Big drop

Sheep Processor Trading Conditions Model
After a short-lived improvement in trading margins for Australian sheep processors during March and April, conditions deteriorated sharply in May 2025, with the Sheep Processor Trading Conditions (SPTC) Index slumping to just 15%. This decline represents one of the steepest month-on-month falls recorded in the past 18 months and signals renewed pressure on processor profitability heading into winter.
The updated SPTC chart now paints a more volatile picture than previously reported, following the inclusion of fresh co-product and rendered product pricing data that was delayed earlier in the year. While March had been reported in analysis released previously at a modest 33%, the revised inputs, lifted the final March index to a much stronger 59%. Similarly, April’s score was upgraded from 24% to 46%, underpinned by continued strength in co-product values. However, these positive revisions now serve only to emphasise the severity of the subsequent drop recorded in May.

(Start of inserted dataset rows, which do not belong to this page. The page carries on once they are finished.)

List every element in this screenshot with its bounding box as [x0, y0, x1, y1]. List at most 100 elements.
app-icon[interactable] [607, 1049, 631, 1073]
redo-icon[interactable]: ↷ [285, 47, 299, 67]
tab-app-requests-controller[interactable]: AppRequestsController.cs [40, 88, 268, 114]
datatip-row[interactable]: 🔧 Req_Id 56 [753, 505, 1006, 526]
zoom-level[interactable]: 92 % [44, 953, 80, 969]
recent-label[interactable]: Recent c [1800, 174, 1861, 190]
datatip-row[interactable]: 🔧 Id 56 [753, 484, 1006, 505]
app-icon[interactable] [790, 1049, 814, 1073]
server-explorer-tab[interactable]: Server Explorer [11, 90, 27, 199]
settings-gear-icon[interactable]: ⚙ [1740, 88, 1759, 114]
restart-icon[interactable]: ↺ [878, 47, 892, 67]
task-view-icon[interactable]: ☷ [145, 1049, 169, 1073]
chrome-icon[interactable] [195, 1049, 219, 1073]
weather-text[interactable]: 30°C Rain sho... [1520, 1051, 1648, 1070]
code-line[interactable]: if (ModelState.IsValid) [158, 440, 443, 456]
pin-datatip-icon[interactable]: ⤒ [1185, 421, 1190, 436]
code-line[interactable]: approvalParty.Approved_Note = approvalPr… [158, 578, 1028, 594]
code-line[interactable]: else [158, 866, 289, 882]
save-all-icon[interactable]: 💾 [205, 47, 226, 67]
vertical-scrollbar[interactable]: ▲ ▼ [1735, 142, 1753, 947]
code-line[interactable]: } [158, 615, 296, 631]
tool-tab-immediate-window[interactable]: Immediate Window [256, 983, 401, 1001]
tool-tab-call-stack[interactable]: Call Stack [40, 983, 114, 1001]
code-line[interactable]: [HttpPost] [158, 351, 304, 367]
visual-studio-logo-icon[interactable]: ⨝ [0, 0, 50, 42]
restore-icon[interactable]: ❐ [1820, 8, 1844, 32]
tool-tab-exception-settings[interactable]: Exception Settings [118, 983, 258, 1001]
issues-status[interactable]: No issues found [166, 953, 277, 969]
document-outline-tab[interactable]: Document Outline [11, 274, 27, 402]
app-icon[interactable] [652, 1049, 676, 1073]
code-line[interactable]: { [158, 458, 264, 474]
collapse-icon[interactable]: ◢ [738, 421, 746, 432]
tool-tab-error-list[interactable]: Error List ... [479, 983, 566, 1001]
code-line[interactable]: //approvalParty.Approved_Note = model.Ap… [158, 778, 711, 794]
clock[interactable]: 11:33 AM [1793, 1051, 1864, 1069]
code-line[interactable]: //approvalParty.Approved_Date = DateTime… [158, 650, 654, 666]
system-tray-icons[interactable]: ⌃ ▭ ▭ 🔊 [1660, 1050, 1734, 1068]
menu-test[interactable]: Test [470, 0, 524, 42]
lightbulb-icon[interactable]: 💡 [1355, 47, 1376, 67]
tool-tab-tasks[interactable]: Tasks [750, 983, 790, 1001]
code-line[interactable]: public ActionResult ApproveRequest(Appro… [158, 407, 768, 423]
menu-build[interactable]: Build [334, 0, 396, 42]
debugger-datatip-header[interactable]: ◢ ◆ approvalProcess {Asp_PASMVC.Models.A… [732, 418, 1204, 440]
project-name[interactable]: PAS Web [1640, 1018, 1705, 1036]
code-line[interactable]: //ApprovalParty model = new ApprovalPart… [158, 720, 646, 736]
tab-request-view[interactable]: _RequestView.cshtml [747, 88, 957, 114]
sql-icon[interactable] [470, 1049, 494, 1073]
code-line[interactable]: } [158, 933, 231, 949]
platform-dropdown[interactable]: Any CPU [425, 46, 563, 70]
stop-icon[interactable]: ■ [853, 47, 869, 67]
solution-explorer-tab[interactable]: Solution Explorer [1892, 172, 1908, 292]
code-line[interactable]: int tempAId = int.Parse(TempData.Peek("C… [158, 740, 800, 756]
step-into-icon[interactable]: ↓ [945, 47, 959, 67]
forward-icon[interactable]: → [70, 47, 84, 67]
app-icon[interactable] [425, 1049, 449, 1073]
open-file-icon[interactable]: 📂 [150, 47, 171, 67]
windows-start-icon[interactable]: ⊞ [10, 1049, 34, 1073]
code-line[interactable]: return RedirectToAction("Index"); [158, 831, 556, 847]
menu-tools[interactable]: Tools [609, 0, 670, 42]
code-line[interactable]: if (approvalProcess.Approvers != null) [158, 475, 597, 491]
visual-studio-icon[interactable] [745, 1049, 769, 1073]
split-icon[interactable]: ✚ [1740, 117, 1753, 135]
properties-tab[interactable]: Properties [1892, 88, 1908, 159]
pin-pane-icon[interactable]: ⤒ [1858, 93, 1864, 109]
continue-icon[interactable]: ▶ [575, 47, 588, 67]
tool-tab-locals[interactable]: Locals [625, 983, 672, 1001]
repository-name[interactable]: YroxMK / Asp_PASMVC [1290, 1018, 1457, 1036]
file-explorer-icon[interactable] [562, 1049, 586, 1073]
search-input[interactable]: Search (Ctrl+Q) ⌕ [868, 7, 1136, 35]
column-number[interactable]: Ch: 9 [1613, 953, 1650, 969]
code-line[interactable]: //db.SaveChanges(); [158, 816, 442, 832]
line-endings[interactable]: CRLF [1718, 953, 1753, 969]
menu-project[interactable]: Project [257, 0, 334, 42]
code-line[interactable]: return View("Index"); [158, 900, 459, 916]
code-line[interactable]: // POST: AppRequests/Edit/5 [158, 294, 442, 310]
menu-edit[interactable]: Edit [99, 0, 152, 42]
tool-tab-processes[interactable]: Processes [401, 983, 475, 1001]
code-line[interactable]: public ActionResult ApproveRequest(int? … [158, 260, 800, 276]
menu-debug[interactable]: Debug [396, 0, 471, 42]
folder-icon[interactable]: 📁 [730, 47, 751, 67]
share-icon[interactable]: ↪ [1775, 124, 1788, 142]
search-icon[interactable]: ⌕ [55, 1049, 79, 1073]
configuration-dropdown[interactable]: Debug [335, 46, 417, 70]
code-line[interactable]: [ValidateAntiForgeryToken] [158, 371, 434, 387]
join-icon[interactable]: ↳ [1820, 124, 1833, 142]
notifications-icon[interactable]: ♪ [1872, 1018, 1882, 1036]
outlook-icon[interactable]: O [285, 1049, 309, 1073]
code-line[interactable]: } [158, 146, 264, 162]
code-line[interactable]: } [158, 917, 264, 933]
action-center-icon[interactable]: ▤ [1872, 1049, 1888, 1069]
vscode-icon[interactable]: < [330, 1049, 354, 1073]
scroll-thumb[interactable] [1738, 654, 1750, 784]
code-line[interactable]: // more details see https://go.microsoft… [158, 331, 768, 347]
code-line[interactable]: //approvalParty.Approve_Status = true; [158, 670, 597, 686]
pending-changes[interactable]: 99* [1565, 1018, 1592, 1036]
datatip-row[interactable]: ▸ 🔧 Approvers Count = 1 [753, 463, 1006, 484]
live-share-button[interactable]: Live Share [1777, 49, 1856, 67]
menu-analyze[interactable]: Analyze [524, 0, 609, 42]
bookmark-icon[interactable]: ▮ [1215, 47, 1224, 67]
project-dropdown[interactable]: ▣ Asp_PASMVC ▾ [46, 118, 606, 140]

The early autumn bounce in processor conditions was largely driven by strong demand and pricing for co-products, especially tallow, which had been overlooked in earlier estimates due to data delays. Tallow prices surged by around 40% from February to March, with sustained pricing through April, offering a much-needed buffer to processors who were already contending with tightening livestock supplies and uneven export demand.
Co-product income plays a critical role in sheep processor profitability. When prices for tallow, meat and bone meal, and skins rise, they can help offset elevated procurement costs for lamb and mutton. In March and April, this secondary income stream worked in favour of processors, improving overall conditions despite subdued movements in export prices and retail demand.
That brief period of margin relief came to an abrupt end in May. Procurement costs for both lamb and mutton surged over the month, forcing processors to pay significantly more to secure supply. Average lamb prices jumped 7.6%, while mutton prices climbed by nearly 12%. These increases outpaced any gains in co-product returns or export values.
Export demand remained lukewarm in May, with the value of Australian sheepmeat exports rising by just 1.2% overall. Some key markets performed worse than average, notably the United States and Malaysia, where prices slipped 1.4% and 0.6% respectively. These declines weighed on processor revenue at a time when their input costs were moving sharply higher.
Further compounding the problem was a downturn in rendered product prices during May. While co-product prices such as sheep offals posted modest gains of nearly 10%, rendered product values slumped by around 15%. The result was a significant net decline in overall by-product revenue, just as livestock procurement costs were peaking.
With the balance of revenue and costs tipping heavily in the wrong direction, the May SPTC Index plunged to 15%, dragging processor conditions back into what EP3 classifies as “Poor” territory. This sits just a few points above the lowest scores recorded during the tail end of 2024.
The May figures mark a worrying shift in the outlook for sheep processors. With livestock prices on the rise and limited ability to pass costs downstream, either to domestic retail markets or export buyers, processors find themselves caught once again in a classic cost-price squeeze. Further increases in procurement prices, particularly for mutton, could worsen the situation.
In the face of these renewed pressures, sheep processors will need to focus sharply on operational efficiency, supply chain alignment, and product diversification. Some may look to add value to target supply toward higher value markets. However, there remains concerns across the processing sector that the supply of heavy and trade lambs into August will remain problematic and while we have seen lamb prices top out recently margins will remain under strain, particularly if we see a further price peak for livestock before the spring flush appears.
The revised SPTC chart underscores the precariousness of current conditions. From a high near 60% in March to just 15% in May, the fall is both sharp and sobering, and it’s a reminder that processor fortunes remain highly exposed to the fine balance of livestock input costs and co-product support. Unless market dynamics shift again in favour of processors, winter 2025 could be a long, tough stretch for an industry that had only just begun to find its footing again.